The Marketing and Sales Funnel Math VCs Use to Make Investments

When startup founders start raising outside funding, they quickly realize it’s a big sales process with a little marketing too.

Most founders are surprised to learn that investors have their own marketing and sales processes, but they are 10x more diligent about it than the founders.

An early-stage professional investor told me it takes 1000 “touches” with founders for every 1 investment they make.

1000 outreaches to qualified founders to get about 100 real conversations to get about 30 second meetings to get to 10 offers to get to 1 deal.

Many of these startup investors are very proactive about their marketing and sales. They don’t have the networks and brands that a few of the big VCs do.

This week I helped the founders in one of my Practical Founders Peer Groups understand what the investor outreaches and overtures really are:

You are just on the other side of their investment sales funnel.

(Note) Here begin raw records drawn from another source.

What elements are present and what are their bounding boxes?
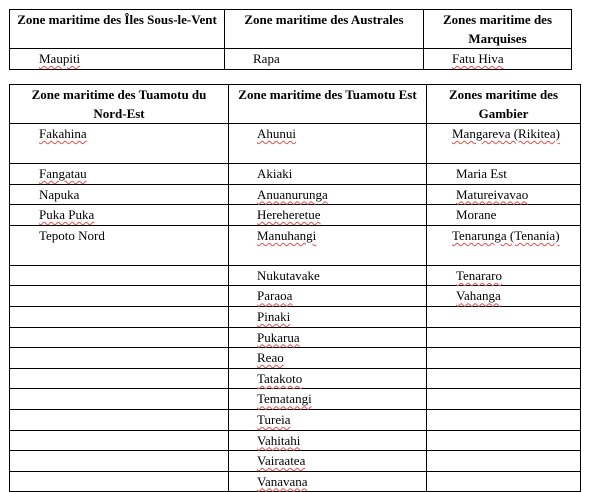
table-iles-australes-marquises: [9, 9, 572, 70]
cell-maupiti: Maupiti: [39, 51, 81, 66]
cell-nukutavake: Nukutavake: [257, 267, 320, 283]
cell-fatu-hiva: Fatu Hiva: [452, 51, 504, 66]
cell-tatakoto: Tatakoto: [257, 370, 303, 386]
table-row: [10, 286, 581, 307]
table-row: [10, 184, 581, 205]
cell-vairaatea: Vairaatea: [257, 453, 306, 469]
cell-maria-est: Maria Est: [456, 166, 507, 181]
table-row: [10, 164, 581, 185]
cell-rapa: Rapa: [253, 51, 280, 66]
table-row: [10, 348, 581, 369]
cell-hereheretue: Hereheretue: [257, 207, 321, 223]
cell-paraoa: Paraoa: [257, 288, 293, 304]
table-row: [10, 368, 581, 389]
table-header-row: [10, 10, 572, 49]
cell-reao: Reao: [257, 350, 284, 366]
cell-tepoto-nord: Tepoto Nord: [39, 227, 105, 243]
cell-vahanga: Vahanga: [456, 288, 501, 304]
table-row: [10, 205, 581, 226]
cell-pinaki: Pinaki: [257, 308, 291, 324]
cell-akiaki: Akiaki: [257, 166, 293, 181]
header-tuamotu-nord-est: Zone maritime des Tuamotu du Nord-Est: [10, 85, 229, 124]
header-marquises: Zones maritime des Marquises: [424, 10, 572, 49]
table-row: [10, 430, 581, 451]
cell-fakahina: Fakahina: [39, 126, 87, 141]
cell-anuanurunga: Anuanurunga: [257, 186, 328, 202]
cell-matureivavao: Matureivavao: [456, 186, 529, 202]
header-iles-sous-le-vent: Zone maritime des Îles Sous-le-Vent: [10, 10, 225, 49]
header-australes: Zone maritime des Australes: [225, 10, 424, 49]
cell-vahitahi: Vahitahi: [257, 432, 301, 448]
cell-tenararo: Tenararo: [456, 267, 503, 283]
cell-puka-puka: Puka Puka: [39, 207, 95, 223]
table-row: [10, 471, 581, 492]
cell-vanavana: Vanavana: [257, 473, 308, 489]
table-tuamotu-gambier: [9, 84, 581, 492]
cell-fangatau: Fangatau: [39, 166, 87, 181]
header-tuamotu-est: Zone maritime des Tuamotu Est: [229, 85, 427, 124]
table-row: [10, 124, 581, 164]
cell-pukarua: Pukarua: [257, 329, 300, 345]
cell-morane: Morane: [456, 207, 497, 223]
table-row: [10, 409, 581, 430]
cell-ahunui: Ahunui: [257, 126, 296, 141]
cell-tenarunga: Tenarunga (Tenania): [452, 227, 560, 243]
table-row: [10, 265, 581, 286]
table-row: [10, 49, 572, 70]
table-row: [10, 389, 581, 410]
table-row: [10, 225, 581, 265]
cell-tureia: Tureia: [257, 411, 291, 427]
table-row: [10, 451, 581, 472]
table-header-row: [10, 85, 581, 124]
cell-mangareva: Mangareva (Rikitea): [452, 126, 560, 141]
header-gambier: Zones maritime des Gambier: [427, 85, 581, 124]
cell-manuhangi: Manuhangi: [257, 227, 317, 243]
cell-napuka: Napuka: [39, 186, 80, 202]
table-row: [10, 306, 581, 327]
cell-tematangi: Tematangi: [257, 391, 312, 407]
table-row: [10, 327, 581, 348]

Their first outreaches are just their top-of-the-funnel “let’s talk” conversion steps.

  • Every investor has a top-of-funnel way to engage with them. Sometimes this is inbound, often it’s outbound. This includes LinkedIn DMs, cold emails, intros from people you both know, online content, and meetings at conferences.
  • Every investor has a middle-of-funnel way to qualify their “leads” and start selling to the ones they find most interesting. The numbers here can be huge. One investor I know talked to over 400 founders before making 1 investment.
  • Every investor has a very specific ICP (ideal customer profile). There is never a vague definition for the kinds of founders and companies and stages and investment math they invest in.
  • Every investor can tell you about their top-of-funnel “marketing,” their qualification and selling processes, their ICP, and their funnel math. It’s never not there.

But unlike growth-oriented founders, investors don’t want an ever-increasing “customer base” of investments.

They do all this marketing and sales to make a finite amount of investments. They raise a fund and invest in 10 or 30 deals over the 10-year life of their fund. Max. That’s it.

They are very picky in their qualification and final investment decisions. Way more Nos for a few precious Yeses.

Investors are looking for the same things that founders are building if they do it right:

  • happy paying customers
  • accelerating revenue growth
  • efficient outside funding so far, if any
  • a real competitive angle
  • a big market that can support their investment outcome math
  • incredible founders and teams who will do what it takes to grow the company fast and provide a big return on their investment quickly.

Of course, in most cases, you can do all of this without outside investment in the modern software industry.

Investors are selling just like founders. Especially these days.

Founders should ask investors about their ideal investment profile and how they engage with potential investments.